Incentive Caused Bias and the Indian Politicians

Charlie Munger refers to incentive caused bias as one of the most potent of all biases that mankind is afflicted with. And we see it everywhere around us, all the time. I was thinking of this when I saw one leading mutual fund manager mention on his facebook account on the ills of the RBI not cutting rates quick enough to boost growth. He was peeved that RBI was more concerned about taming inflation than looking at industrial growth. Here, I thought, is a classical case of incentive caused bias. A fund manager, would obviously love industry to grow, so the stock market performs better and he gets a better bonus.


The non-stock-investing common people (I read somewhere that in India about 5% people invest in equities, so that leaves the the majority in this category) want higher bank deposit rates. People with home loans want their home loan rates to go down. People with cars want petrol prices to go down and those with diesel cars want diesel prices to remain where they are.


The politicians are also trapped within their own set of incentive caused biases, primary among them is winning the next election. Financial and economic propriety is irrelevant when it comes up against such a strong bias. So, who gives a damn about the fiscal deficit or the trade deficit! Most people in India wouldn't even know what these terms mean or what impact they have on their lives.

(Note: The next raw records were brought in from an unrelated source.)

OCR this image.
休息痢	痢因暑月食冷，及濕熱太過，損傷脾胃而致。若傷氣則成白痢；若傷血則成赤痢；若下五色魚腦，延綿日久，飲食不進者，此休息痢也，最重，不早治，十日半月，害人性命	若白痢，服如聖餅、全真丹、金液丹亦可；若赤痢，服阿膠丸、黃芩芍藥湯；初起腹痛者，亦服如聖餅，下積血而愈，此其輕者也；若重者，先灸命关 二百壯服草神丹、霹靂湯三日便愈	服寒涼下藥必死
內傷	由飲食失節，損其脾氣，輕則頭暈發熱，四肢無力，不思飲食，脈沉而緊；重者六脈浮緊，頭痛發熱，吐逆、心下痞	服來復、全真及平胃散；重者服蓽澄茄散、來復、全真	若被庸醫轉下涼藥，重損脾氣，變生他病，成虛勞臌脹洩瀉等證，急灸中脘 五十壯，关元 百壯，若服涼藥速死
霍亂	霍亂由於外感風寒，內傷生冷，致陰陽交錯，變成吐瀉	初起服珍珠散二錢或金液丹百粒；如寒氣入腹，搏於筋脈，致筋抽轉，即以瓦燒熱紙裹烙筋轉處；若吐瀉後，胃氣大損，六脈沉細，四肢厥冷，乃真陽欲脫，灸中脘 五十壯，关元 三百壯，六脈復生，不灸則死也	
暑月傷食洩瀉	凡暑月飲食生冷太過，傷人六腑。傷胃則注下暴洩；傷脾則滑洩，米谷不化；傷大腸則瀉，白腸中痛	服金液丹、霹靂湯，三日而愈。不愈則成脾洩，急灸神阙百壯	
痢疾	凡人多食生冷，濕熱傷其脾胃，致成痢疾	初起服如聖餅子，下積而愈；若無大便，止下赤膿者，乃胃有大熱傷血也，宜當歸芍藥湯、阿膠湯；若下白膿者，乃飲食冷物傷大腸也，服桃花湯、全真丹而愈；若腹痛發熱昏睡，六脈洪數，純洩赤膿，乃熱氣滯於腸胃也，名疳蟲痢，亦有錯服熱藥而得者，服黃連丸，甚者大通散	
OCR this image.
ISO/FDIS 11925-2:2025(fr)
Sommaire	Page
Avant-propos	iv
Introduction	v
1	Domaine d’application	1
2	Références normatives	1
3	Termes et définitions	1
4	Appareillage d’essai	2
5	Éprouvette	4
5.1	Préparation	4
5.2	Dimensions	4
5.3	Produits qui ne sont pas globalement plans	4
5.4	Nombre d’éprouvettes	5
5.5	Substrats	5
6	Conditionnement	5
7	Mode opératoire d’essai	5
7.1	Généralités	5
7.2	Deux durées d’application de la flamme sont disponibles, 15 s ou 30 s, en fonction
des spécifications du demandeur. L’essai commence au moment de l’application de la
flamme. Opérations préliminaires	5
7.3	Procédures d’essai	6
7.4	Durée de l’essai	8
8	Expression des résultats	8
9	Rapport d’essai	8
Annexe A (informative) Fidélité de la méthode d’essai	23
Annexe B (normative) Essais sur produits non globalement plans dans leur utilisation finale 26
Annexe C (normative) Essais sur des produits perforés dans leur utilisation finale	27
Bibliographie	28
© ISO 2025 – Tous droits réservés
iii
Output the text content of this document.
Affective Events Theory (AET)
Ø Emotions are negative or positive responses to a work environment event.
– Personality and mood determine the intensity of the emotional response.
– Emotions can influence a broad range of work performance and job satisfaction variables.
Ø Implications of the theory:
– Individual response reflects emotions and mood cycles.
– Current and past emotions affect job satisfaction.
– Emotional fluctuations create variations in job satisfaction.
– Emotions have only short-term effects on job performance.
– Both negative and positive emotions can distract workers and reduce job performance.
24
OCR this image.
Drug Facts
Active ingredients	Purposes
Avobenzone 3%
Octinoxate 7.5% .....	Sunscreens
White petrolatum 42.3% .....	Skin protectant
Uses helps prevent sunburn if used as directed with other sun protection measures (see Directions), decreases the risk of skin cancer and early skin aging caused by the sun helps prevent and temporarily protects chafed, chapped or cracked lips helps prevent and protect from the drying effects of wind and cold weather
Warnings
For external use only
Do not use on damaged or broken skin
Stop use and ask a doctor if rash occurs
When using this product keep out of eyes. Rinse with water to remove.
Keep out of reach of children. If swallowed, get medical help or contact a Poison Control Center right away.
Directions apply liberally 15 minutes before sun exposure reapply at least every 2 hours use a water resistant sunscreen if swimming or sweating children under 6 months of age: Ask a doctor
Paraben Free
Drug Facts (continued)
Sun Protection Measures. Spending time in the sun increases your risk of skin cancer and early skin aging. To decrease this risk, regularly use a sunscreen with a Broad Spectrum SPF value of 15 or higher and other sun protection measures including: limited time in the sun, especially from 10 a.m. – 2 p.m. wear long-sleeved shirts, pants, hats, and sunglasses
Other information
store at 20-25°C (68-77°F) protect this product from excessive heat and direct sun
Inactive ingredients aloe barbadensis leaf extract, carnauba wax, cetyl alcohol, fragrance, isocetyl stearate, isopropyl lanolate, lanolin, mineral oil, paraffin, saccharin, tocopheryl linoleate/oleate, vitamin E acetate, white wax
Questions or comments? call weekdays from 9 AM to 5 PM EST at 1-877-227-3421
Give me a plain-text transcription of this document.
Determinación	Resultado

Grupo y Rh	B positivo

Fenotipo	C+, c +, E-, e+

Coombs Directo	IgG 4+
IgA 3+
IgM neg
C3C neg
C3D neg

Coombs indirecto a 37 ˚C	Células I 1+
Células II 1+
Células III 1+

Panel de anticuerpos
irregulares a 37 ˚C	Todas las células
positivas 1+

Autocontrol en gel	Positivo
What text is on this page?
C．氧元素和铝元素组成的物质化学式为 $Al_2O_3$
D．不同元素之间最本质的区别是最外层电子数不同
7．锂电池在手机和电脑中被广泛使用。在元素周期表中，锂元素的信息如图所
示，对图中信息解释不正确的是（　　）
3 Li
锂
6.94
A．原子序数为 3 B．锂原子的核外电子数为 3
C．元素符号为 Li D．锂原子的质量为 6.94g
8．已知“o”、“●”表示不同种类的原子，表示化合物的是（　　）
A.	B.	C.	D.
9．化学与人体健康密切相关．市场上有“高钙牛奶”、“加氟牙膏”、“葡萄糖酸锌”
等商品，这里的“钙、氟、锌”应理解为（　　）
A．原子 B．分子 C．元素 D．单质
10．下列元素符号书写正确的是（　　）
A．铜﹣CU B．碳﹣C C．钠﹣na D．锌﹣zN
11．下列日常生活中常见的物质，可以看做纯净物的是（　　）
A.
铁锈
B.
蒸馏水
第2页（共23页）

Every subsidy that the government doles out has a set of people who have very strong incentives in continuing with them, so it becomes very difficult to break the setup. As the French have shown us recently, no one likes austerity for the long-term greater good. The hell with good economics as long as we can live well now. That has been the downfall of all (atleast nearly all) great civilizations before ours. It will be interesting to see, if it is the same for us!


The only solution to this is to align long term interests of the nation to those of the elected politicians. For example, factors like reduction in absolute poverty levels (the threshold is immaterial - whether its Rs 28 per day or Rs 40 per day it does not really matter, as long as it is fixed and their is a steady decline in number  of people below it), increase in education levels at all levels (not only primary, but also secondary, college, professional and technical), healthcare availability, access to clean potable water, access to roads, availability of 24x7 electricity and other such critical parameters. If the politicians cannot deliver, then all the MPs will be debarred from contesting elections for the next 10 years. Then we shall see real progress as the ministers and all the opposition MPs will have incentives in ensuring that the country makes actual progress!


P.S. I know this will never happen and we will continue to perform pathetically in the future, just as we did in the past! But, no harm in dreaming, is there!

1 comment:

  1. Your idea on politician is great innovative idea .
    There should be set measurable goal for every MP. This measurable goal should be quantitative so can be classified strictly achieve or not achieved (can be given some variance)

    Recently I came across to two companies . I watch PAT graph of both . First had inconsistent PAT while second has 45 degree PAT graph . I wonder what is difference between both when both operate in same industry and both were competitor of each other. First has set goal for each and every employee but not quantitatively measurable but other company has set goal for each and every employee which is measurable . There might be other difference but this was major difference.